On why and how are innovation scouting analysts slowly killing themselves on repetitive tasks — What can we do about that? — A glimmer of hope.
For a corporate venturing professional (in M&A, corporate development or CVC, or a head of innovation), most of the effort is focused on disqualifying bad startup candidates. As with VCs, less than 1% of applicants (or potential matches) will end up with an engagement option.
We call it the SAD syndrome, as a three-step fatalism: Spot — Analyse — Drop. Thousands of hours wasted in vain. Too bad. SAD. Spot. Analyse. Drop. Repeat.
SAD is not a fatality. AI can take on most of that work. It is able to read, vectorise, understand, score — and match. Our estimation is that the smart use of the latest technologies can reduce analysis time by 80%, and reduce the closing time by half because of time compression in the exploratory phases.
How can we do that?
First. Personalisation and continuous improvement
Every company follows a different strategy and engages in very specific innovation programmes. To some extent, that strategy is the company’s DNA that builds its uniqueness, and therefore establishes its competitive position within the market. Yet startup databases would retrieve the same results from a similar input. This is why Novable believes in dedicated search models that are able to adapt themselves progressively to deliver the most relevant startups. Our technology is built upon machine-learning techniques that improve each model with time; realistically, this is actually the only way to make the most out of the potential of artificial intelligence.
Second. Network science
Any business lives within an environment, with connections being like the air that sustains them. Customers, partners, employees, investors and stakeholders combine to create a network that can be scrutinised by network science techniques. Understanding the links between companies and people helps us to find hidden gems, lookalikes, opportunities and threats that are not usually available in structured databases.

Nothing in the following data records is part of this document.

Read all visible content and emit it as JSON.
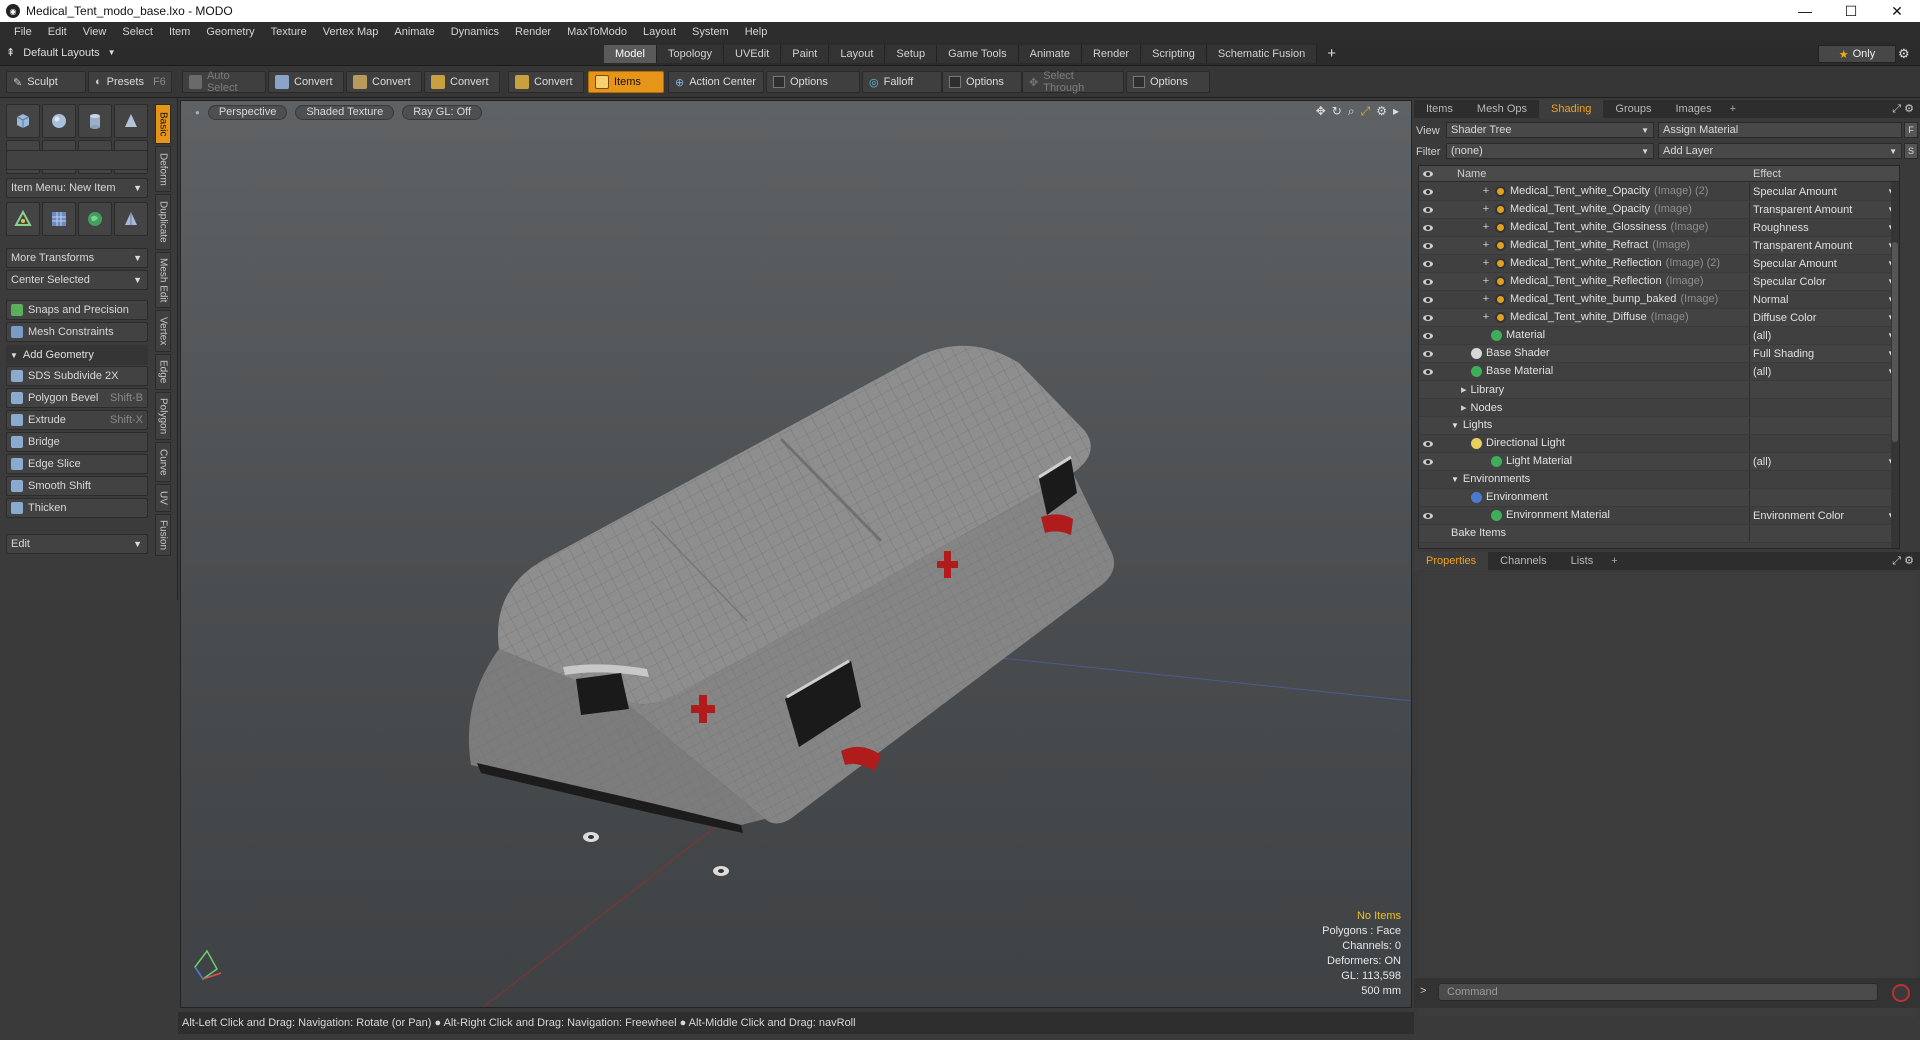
{
  "window": {
    "title": "Medical_Tent_modo_base.lxo - MODO",
    "app_icon": "modo-logo-icon",
    "controls": {
      "minimize": "—",
      "maximize": "☐",
      "close": "✕"
    }
  },
  "menubar": [
    "File",
    "Edit",
    "View",
    "Select",
    "Item",
    "Geometry",
    "Texture",
    "Vertex Map",
    "Animate",
    "Dynamics",
    "Render",
    "MaxToModo",
    "Layout",
    "System",
    "Help"
  ],
  "layoutbar": {
    "layouts_label": "Default Layouts",
    "tabs": [
      "Model",
      "Topology",
      "UVEdit",
      "Paint",
      "Layout",
      "Setup",
      "Game Tools",
      "Animate",
      "Render",
      "Scripting",
      "Schematic Fusion"
    ],
    "active_tab": "Model",
    "plus": "+",
    "only_label": "Only"
  },
  "toolbar": {
    "sculpt": "Sculpt",
    "presets": "Presets",
    "presets_key": "F6",
    "auto_select": "Auto Select",
    "convert1": "Convert",
    "convert2": "Convert",
    "convert3": "Convert",
    "convert4": "Convert",
    "items": "Items",
    "action_center": "Action Center",
    "options1": "Options",
    "falloff": "Falloff",
    "options2": "Options",
    "select_through": "Select Through",
    "options3": "Options"
  },
  "leftpanel": {
    "item_menu": "Item Menu: New Item",
    "more_transforms": "More Transforms",
    "center_selected": "Center Selected",
    "snaps": "Snaps and Precision",
    "mesh_constraints": "Mesh Constraints",
    "add_geometry": "Add Geometry",
    "tools": [
      {
        "label": "SDS Subdivide 2X",
        "shortcut": ""
      },
      {
        "label": "Polygon Bevel",
        "shortcut": "Shift-B"
      },
      {
        "label": "Extrude",
        "shortcut": "Shift-X"
      },
      {
        "label": "Bridge",
        "shortcut": ""
      },
      {
        "label": "Edge Slice",
        "shortcut": ""
      },
      {
        "label": "Smooth Shift",
        "shortcut": ""
      },
      {
        "label": "Thicken",
        "shortcut": ""
      }
    ],
    "edit": "Edit",
    "vtabs": [
      "Basic",
      "Deform",
      "Duplicate",
      "Mesh Edit",
      "Vertex",
      "Edge",
      "Polygon",
      "Curve",
      "UV",
      "Fusion"
    ]
  },
  "viewport": {
    "perspective": "Perspective",
    "shaded_texture": "Shaded Texture",
    "raygl": "Ray GL: Off",
    "info": {
      "no_items": "No Items",
      "polygons": "Polygons : Face",
      "channels": "Channels: 0",
      "deformers": "Deformers: ON",
      "gl": "GL: 113,598",
      "scale": "500 mm"
    }
  },
  "statusbar": "Alt-Left Click and Drag: Navigation: Rotate (or Pan) ● Alt-Right Click and Drag: Navigation: Freewheel ● Alt-Middle Click and Drag: navRoll",
  "rightpanel": {
    "tabs": [
      "Items",
      "Mesh Ops",
      "Shading",
      "Groups",
      "Images"
    ],
    "active_tab": "Shading",
    "view_label": "View",
    "view_value": "Shader Tree",
    "assign_material": "Assign Material",
    "assign_btn": "F",
    "filter_label": "Filter",
    "filter_value": "(none)",
    "add_layer": "Add Layer",
    "add_layer_btn": "S",
    "col_name": "Name",
    "col_effect": "Effect",
    "rows": [
      {
        "name": "Medical_Tent_white_Opacity",
        "tag": "(Image) (2)",
        "effect": "Specular Amount",
        "eye": true,
        "indent": 62,
        "kind": "image",
        "plus": true
      },
      {
        "name": "Medical_Tent_white_Opacity",
        "tag": "(Image)",
        "effect": "Transparent Amount",
        "eye": true,
        "indent": 62,
        "kind": "image",
        "plus": true
      },
      {
        "name": "Medical_Tent_white_Glossiness",
        "tag": "(Image)",
        "effect": "Roughness",
        "eye": true,
        "indent": 62,
        "kind": "image",
        "plus": true
      },
      {
        "name": "Medical_Tent_white_Refract",
        "tag": "(Image)",
        "effect": "Transparent Amount",
        "eye": true,
        "indent": 62,
        "kind": "image",
        "plus": true
      },
      {
        "name": "Medical_Tent_white_Reflection",
        "tag": "(Image) (2)",
        "effect": "Specular Amount",
        "eye": true,
        "indent": 62,
        "kind": "image",
        "plus": true
      },
      {
        "name": "Medical_Tent_white_Reflection",
        "tag": "(Image)",
        "effect": "Specular Color",
        "eye": true,
        "indent": 62,
        "kind": "image",
        "plus": true
      },
      {
        "name": "Medical_Tent_white_bump_baked",
        "tag": "(Image)",
        "effect": "Normal",
        "eye": true,
        "indent": 62,
        "kind": "image",
        "plus": true
      },
      {
        "name": "Medical_Tent_white_Diffuse",
        "tag": "(Image)",
        "effect": "Diffuse Color",
        "eye": true,
        "indent": 62,
        "kind": "image",
        "plus": true
      },
      {
        "name": "Material",
        "tag": "",
        "effect": "(all)",
        "eye": true,
        "indent": 72,
        "kind": "material",
        "plus": false
      },
      {
        "name": "Base Shader",
        "tag": "",
        "effect": "Full Shading",
        "eye": true,
        "indent": 52,
        "kind": "shader",
        "plus": false
      },
      {
        "name": "Base Material",
        "tag": "",
        "effect": "(all)",
        "eye": true,
        "indent": 52,
        "kind": "material",
        "plus": false
      },
      {
        "name": "Library",
        "tag": "",
        "effect": "",
        "eye": false,
        "indent": 42,
        "kind": "folder",
        "plus": false
      },
      {
        "name": "Nodes",
        "tag": "",
        "effect": "",
        "eye": false,
        "indent": 42,
        "kind": "folder",
        "plus": false
      },
      {
        "name": "Lights",
        "tag": "",
        "effect": "",
        "eye": false,
        "indent": 32,
        "kind": "group",
        "plus": false
      },
      {
        "name": "Directional Light",
        "tag": "",
        "effect": "",
        "eye": true,
        "indent": 52,
        "kind": "light",
        "plus": false
      },
      {
        "name": "Light Material",
        "tag": "",
        "effect": "(all)",
        "eye": true,
        "indent": 72,
        "kind": "material",
        "plus": false
      },
      {
        "name": "Environments",
        "tag": "",
        "effect": "",
        "eye": false,
        "indent": 32,
        "kind": "group",
        "plus": false
      },
      {
        "name": "Environment",
        "tag": "",
        "effect": "",
        "eye": false,
        "indent": 52,
        "kind": "env",
        "plus": false
      },
      {
        "name": "Environment Material",
        "tag": "",
        "effect": "Environment Color",
        "eye": true,
        "indent": 72,
        "kind": "material",
        "plus": false
      },
      {
        "name": "Bake Items",
        "tag": "",
        "effect": "",
        "eye": false,
        "indent": 32,
        "kind": "none",
        "plus": false
      }
    ],
    "bottom_tabs": [
      "Properties",
      "Channels",
      "Lists"
    ],
    "bottom_active": "Properties",
    "command_placeholder": "Command"
  },
  "colors": {
    "accent": "#e79519",
    "active_tab_text": "#f0a020",
    "cross": "#b01c1c"
  }
}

Third. Context-based matching
Startup databases focus on financial data and firmographics, but information about the startup’s actual activity is both brief and rare, and usually rather explicit (as it is often submitted by the startups themselves). However, corporate strategies need to be fed with content, updates, active information, accurate product descriptions, and contextual data around each startup. That’s why Novable starts by collating this live content using a bottom-up approach: crawling websites, social profiles and news feeds, and linking innovation-related data points like patents and scientific publications. Contextual intelligence holds the key to improving the matchmaking relevancy.
Fourth. Lean-back service
Delegating research to consultants or browsing a database are lean-forward activities. They require an active involvement and specific skills, and they are time-consuming. The Novable approach slides the majority of the effort required to the computer under a Pareto-like rule: 80% of the tasks are delegated to the machine, leaving the professionals free to tackle the most productive parts of the work.